Berlioz l’architecte

François-Xavier Roth fait du Te Deum de Berlioz l’âme de ce grand corps qu’est la Philharmonie de Paris.

Berlioz l'architecte

Dans le cadre d’un week-end consacré aux musiciens amateurs (alternative habile pour contourner l’épuisant pensum appelé Fête de la musique), la Philharmonie de Paris a eu la bonne idée de faire travailler plus de deux cents enfants venus de collèges de l’est de Paris et de Seine-Saint-Denis afin de préparer le Te Deum de Berlioz, joué le 20 juin dernier.
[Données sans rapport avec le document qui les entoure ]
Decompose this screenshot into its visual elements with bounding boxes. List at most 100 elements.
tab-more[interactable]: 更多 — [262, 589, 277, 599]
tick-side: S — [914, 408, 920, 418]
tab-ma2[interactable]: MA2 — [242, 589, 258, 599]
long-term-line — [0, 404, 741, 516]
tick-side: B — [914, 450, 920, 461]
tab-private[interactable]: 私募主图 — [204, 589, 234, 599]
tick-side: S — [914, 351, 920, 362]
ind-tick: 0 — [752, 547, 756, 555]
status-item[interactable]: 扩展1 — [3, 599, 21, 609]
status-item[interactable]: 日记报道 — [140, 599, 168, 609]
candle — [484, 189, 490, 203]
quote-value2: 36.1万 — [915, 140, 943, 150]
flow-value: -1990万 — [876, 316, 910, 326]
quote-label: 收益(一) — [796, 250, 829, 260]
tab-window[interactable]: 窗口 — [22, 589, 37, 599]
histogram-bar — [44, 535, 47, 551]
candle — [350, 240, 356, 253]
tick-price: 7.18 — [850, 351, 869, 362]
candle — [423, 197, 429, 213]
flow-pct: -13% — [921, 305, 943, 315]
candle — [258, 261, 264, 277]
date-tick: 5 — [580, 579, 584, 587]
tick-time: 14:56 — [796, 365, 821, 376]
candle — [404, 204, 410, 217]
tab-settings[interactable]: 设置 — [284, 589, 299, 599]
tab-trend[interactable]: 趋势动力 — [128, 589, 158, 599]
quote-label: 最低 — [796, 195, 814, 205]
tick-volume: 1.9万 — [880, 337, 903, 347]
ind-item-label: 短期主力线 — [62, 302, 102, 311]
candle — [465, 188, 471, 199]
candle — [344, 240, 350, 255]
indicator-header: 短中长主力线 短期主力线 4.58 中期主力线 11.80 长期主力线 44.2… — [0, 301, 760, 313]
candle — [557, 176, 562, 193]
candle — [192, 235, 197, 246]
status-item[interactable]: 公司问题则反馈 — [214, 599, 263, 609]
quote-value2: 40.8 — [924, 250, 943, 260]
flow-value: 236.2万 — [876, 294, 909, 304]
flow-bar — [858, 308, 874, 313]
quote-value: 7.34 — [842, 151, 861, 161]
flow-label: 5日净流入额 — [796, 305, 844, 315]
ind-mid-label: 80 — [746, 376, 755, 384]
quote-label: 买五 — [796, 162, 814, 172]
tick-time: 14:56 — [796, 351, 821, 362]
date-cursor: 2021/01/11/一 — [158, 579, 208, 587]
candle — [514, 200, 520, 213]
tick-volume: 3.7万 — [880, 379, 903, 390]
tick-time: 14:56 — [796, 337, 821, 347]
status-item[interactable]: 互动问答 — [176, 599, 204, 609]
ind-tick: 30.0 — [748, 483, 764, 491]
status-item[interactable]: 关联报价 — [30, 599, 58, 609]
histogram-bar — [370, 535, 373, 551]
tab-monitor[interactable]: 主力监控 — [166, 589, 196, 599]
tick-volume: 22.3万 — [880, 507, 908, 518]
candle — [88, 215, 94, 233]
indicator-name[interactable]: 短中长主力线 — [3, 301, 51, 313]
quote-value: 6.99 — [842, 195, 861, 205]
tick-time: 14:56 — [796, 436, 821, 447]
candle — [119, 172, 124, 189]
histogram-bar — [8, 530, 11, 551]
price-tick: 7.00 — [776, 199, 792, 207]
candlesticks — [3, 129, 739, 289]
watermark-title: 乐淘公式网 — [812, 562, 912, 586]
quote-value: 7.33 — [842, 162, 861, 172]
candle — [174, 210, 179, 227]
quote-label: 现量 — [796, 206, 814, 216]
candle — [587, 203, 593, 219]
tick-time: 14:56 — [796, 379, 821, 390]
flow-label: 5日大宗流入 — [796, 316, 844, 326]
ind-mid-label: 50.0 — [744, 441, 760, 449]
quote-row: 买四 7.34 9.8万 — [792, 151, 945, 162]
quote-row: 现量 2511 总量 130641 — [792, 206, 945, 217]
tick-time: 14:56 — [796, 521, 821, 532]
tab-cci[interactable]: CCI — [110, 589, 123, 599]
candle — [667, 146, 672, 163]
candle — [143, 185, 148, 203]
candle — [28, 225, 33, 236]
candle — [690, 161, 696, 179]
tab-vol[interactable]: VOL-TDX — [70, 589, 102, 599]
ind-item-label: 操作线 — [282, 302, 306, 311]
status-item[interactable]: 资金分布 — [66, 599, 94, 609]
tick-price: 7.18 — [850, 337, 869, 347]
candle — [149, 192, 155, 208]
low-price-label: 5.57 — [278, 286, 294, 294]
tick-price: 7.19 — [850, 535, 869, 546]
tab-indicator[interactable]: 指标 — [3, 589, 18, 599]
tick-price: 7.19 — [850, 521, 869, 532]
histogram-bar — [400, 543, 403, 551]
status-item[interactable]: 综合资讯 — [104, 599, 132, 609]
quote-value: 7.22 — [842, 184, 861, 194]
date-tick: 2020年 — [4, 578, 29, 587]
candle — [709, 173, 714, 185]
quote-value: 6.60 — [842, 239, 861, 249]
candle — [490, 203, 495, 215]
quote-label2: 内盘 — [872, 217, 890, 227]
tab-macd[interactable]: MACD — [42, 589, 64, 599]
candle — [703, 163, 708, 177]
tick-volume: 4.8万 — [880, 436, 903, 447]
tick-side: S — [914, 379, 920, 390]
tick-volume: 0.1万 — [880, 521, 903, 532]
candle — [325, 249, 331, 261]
Ces enfants, auxquels il faut ajouter les jeunes chanteurs aguerris de la Maîtrise de Radio France et d’une maîtrise venue de Singapour*, étaient placés sous la houlette de Sofi Jeannin, directrice musicale de la Maîtrise de Radio France. A cet ensemble s’ajoutaient encore Les Cris de Paris et différents ensembles vocaux d’adultes, entraînés par Michel Tranchant, et bien sûr un vaste orchestre réunissant Les Siècles et le Jeune orchestre européen Hector Berlioz (orchestre-académie du Festival Berlioz de La Côte-Saint-André**), l’ensemble étant dirigé par François Xavier Roth.

Le soin nécessaire

Chaque œuvre de Berlioz crée sa propre forme et exige donc des soins particuliers. Seul un chef ayant longuement réfléchi à la question peut aborder cette musique, qui jamais ne pourra se satisfaire d’une interprétation de routine, comme l’a hélas montré le laborieux Requiem dirigé par Tugan Sokhiev le 6 février dernier dans le même lieu, comme l’a montré a contrario le lumineux Roméo et Juliette emmené par François-Xavier Roth, toujours dans le même lieu, quelques semaines plus tard. Berlioz a mis à l’honneur en 1841 le mot festival  : il convient tout simplement de monter ses œuvres à chaque fois dans les conditions d’un festival.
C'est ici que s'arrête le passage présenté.